O TCU (Tribunal de Contas da União) pressionou a ANS em 2012, quando fixou prazo de 180 dias para que os procedimentos fossem ressarcidos. Alegando dificuldades técnicas e falta de funcionários, a agência conseguiu adiar no Tribunal o início da cobrança para julho de 2015.
Na semana passada, o TCU julgou mais um recurso da agência. O ministro responsável pelo caso, Raimundo Carreiro, manteve a determinação de cobrança dos custos, mas adiou para 31 de dezembro o início da operação.
Até 2010, os planos pagavam ao SUS uma quantia ínfima de ressarcimento por atendimento. A partir de 2011, os valores começaram a crescer. Em 2014, alcançaram o maior patamar já registrado e superou todo o gasto da agência previsto para aquele ano, de R$ 294 milhões.

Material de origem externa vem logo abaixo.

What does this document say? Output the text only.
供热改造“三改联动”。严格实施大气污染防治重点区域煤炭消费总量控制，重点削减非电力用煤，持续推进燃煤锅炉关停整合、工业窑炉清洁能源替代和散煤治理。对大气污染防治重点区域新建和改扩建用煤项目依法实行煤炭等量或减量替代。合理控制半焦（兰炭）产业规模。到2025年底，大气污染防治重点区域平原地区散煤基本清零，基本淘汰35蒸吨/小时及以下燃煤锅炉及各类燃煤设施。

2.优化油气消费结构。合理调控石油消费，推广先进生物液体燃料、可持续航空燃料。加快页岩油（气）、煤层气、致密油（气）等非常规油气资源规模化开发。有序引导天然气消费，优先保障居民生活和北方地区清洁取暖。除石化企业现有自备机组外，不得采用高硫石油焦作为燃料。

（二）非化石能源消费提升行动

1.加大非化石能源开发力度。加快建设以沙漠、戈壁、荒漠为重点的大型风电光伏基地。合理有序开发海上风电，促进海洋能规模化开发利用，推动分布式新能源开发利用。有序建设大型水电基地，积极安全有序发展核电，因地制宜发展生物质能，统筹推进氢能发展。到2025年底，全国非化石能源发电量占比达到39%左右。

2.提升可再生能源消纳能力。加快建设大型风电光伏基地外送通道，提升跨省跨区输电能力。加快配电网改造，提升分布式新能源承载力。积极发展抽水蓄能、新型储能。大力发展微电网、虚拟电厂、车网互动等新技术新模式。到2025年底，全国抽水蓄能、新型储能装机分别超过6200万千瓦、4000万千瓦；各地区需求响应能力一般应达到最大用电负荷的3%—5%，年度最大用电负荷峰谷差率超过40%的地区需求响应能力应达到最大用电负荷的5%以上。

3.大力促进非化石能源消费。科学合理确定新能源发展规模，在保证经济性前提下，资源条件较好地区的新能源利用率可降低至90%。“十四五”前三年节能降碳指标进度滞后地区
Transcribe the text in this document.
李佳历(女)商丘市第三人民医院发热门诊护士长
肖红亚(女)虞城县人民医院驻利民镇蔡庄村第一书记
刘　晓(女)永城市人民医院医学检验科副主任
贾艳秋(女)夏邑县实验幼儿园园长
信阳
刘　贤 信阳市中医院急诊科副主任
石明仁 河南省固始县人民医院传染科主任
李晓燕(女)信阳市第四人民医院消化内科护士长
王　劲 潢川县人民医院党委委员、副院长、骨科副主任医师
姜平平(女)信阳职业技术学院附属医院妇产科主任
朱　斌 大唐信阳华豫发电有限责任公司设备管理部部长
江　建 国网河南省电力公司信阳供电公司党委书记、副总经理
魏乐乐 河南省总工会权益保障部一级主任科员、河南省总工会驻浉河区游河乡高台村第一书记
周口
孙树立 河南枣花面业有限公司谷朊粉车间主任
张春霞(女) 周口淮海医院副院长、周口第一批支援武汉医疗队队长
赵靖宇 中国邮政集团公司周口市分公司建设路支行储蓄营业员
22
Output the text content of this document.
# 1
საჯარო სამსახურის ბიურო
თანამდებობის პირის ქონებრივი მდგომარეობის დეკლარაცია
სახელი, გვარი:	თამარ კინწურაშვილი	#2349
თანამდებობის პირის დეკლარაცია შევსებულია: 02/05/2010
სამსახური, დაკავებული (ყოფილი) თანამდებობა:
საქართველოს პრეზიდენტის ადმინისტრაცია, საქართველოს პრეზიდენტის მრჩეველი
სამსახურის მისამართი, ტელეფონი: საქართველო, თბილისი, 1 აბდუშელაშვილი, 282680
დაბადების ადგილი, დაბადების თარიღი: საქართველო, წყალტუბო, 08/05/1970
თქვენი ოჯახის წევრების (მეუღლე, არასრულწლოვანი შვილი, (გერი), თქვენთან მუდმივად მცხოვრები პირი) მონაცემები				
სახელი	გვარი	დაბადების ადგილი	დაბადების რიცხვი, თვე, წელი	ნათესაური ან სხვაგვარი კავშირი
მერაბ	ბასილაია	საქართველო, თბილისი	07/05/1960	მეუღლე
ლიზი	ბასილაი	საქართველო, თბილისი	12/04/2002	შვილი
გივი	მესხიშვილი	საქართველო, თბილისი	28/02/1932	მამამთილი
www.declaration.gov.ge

Os procedimentos escolhidos pela ANS, contudo, continuam a ser os mais simples e mais baratos aos planos.

MAIS COMUM
O tipo de intervenção mais ressarcida é o parto normal, seguida do parto cesariano e dos atendimentos de urgência. No parto normal, o SUS recebe R$ 443. Esses atendimentos podem custar o equivalente a 15% de uma quimioterapia -no caso de leucemia crônica, o SUS paga R$ 2.939.
Em 2009, o TCU calculou que o valor a ser cobrado pelos procedimentos mais complexos seria até quatro vezes superior ao dos procedimentos menos complexos. Entre 2003 e 2007, por exemplo, os atendimentos mais caros teriam rendido cerca de R$ 2,6 bilhões aos cofres do SUS.
Além disso, quanto mais tempo demora para iniciar a cobrança, maior a probabilidade de não pagamento. Na Justiça, os planos têm conseguido decisões judiciais favoráveis ao não pagamento de dívidas passadas.

OUTRO LADO
A ANS disse, em nota, que se prepara "para dar início ao ressarcimento das autorizações para procedimentos de alta complexidade".
Em entrevista à Folha, Michelle Mello, diretora adjunta de desenvolvimento setorial da agência, afirmou que o órgão deve iniciar a cobrança em junho e que ela deverá ser retroativa a 2010.
O Ministério da Saúde, que controla o dinheiro do SUS e recebe o ressarcimento dos planos, mandou a mesma nota da agência reguladora.